Friday 12 November 2010

Introduction





I will be using this space to document, protest against, and opine on what I have chosen to term the 'subtle fascism' which is increasingly pervading British society.

Since New Labour swept to power on a tide of optimism in 1997, life for the average individual in Britain has become less and less private, more catalogued and more recorded and documented than at any other era. The all-pervasive 'Big Brother' police state of George Orwell's 1984 has well and truly arrived, and the ConDem coalition look keen to continue this fine tradition.


I created this page a year ago, on Blogger's 10th birthday, and intended to try and use the democratising virtues of blogging to attempt to resist, in my own small way, the increasingly un-democratic society of which I am a member. Unfortunately time was not my friend last year, and so it is in November 2010 that I publish my first post here.

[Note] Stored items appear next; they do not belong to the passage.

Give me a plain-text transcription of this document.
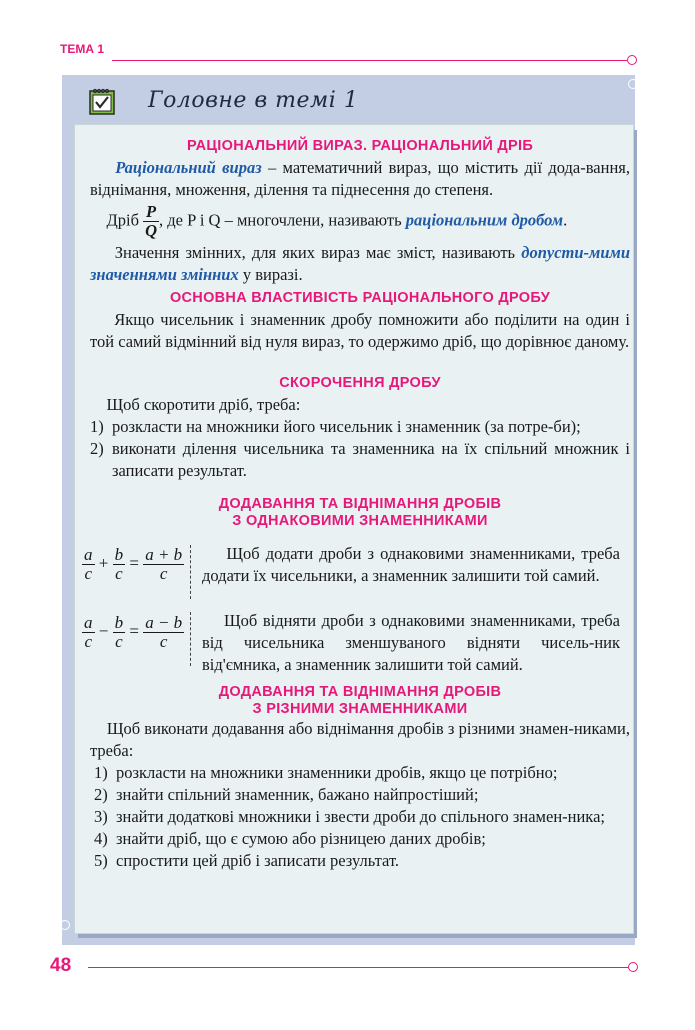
ТЕМА 1
Головне в темі 1
РАЦІОНАЛЬНИЙ ВИРАЗ. РАЦІОНАЛЬНИЙ ДРІБ
Раціональний вираз – математичний вираз, що містить дії дода-вання, віднімання, множення, ділення та піднесення до степеня.
Дріб $\frac{P}{Q}$ , де P і Q – многочлени, називають раціональним дробом.
Значення змінних, для яких вираз має зміст, називають допусти-мими значеннями змінних у виразі.
ОСНОВНА ВЛАСТИВІСТЬ РАЦІОНАЛЬНОГО ДРОБУ
Якщо чисельник і знаменник дробу помножити або поділити на один і той самий відмінний від нуля вираз, то одержимо дріб, що дорівнює даному.
СКОРОЧЕННЯ ДРОБУ
Щоб скоротити дріб, треба:
1) розкласти на множники його чисельник і знаменник (за потре-би);
2) виконати ділення чисельника та знаменника на їх спільний множник і записати результат.
ДОДАВАННЯ ТА ВІДНІМАННЯ ДРОБІВ
З ОДНАКОВИМИ ЗНАМЕННИКАМИ
$\frac{a}{c} + \frac{b}{c} = \frac{a + b}{c}$	Щоб додати дроби з однаковими знаменниками, треба додати їх чисельники, а знаменник залишити той самий.
$\frac{a}{c} - \frac{b}{c} = \frac{a - b}{c}$	Щоб відняти дроби з однаковими знаменниками, треба від чисельника зменшуваного відняти чисель-ник від'ємника, а знаменник залишити той самий.
ДОДАВАННЯ ТА ВІДНІМАННЯ ДРОБІВ
З РІЗНИМИ ЗНАМЕННИКАМИ
Щоб виконати додавання або віднімання дробів з різними знамен-никами, треба:
1) розкласти на множники знаменники дробів, якщо це потрібно;
2) знайти спільний знаменник, бажано найпростіший;
3) знайти додаткові множники і звести дроби до спільного знамен-ника;
4) знайти дріб, що є сумою або різницею даних дробів;
5) спростити цей дріб і записати результат.
48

Jurgen Habermas, the German cultural theorist, is one major thinker to draw attention to the modern media's erosion of what he calls the 'public sphere'. Habermas describes how the first newspapers (arguably the first form the 'modern' media took) served two main purposes. One was to unite the nation as one homogenous being, through the standardisation of language and the creation of the idea of the nation as a 'community' (you should read Benedict Anderson's 'Imagined Communities' if this interests you). The second was to act as a forum for raw democracy - newspapers would be read aloud in coffee-houses, as large groups of men debated the issues raised, questioned government policy, and sought democratic change by challenging the actions of the state.

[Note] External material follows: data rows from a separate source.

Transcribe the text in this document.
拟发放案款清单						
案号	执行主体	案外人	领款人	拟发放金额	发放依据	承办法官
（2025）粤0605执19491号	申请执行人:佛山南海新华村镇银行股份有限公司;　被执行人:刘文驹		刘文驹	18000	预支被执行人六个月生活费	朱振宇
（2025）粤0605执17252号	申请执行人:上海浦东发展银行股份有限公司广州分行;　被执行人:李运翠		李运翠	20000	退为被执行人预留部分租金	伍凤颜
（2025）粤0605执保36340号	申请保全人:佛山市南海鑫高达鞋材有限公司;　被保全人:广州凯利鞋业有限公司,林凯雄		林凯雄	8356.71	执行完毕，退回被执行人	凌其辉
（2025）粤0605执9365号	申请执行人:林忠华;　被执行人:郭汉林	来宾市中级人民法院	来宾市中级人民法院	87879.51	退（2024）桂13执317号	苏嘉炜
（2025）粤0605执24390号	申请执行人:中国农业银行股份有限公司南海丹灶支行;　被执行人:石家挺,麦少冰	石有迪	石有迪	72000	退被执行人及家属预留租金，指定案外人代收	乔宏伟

Contrast this to today's media outlets - both newspapers and television. As well as the obvious shift from factual or political content to a much more entertainment-focused media, there is also the question of whether newspapers and other media products really present us the news in order to stimulate democratic debate, or whether instead they seek to manipulate the emotions of the media consumer, and bend their will to fit the ideologies and financial motivations of the media institution. A quick flick through the Daily Mail or The Sun is enough evidence to support the latter - with the Mail forever pushing seemingly set ideologies, and The Sun twisting every story to fit the face of whichever power outfit is set to offer them assistance. It does not take me to tell you of Murdoch's perennial plays for power through the switching of The Sun's party allegiance.


There are many problems with Habermas' theory which immediately present themselves - as his image of wealthy, educated and at-leisure men negates the majority of the populace, who could not afford, or were not permitted to, participate in their coffee-house 'democracy'. However, the point he is making, about the media as a 'medium'; i.e as a reasonably impartial purveyor of information, as opposed to a mouthpiece of ideology, holds true. For me, all that has changed is that the men of the coffee-house are now the heads of the media themselves, a closed-off group of private-interest holders who force their version of events upon a public for whom supposedly 'democratic' decisions have already been made.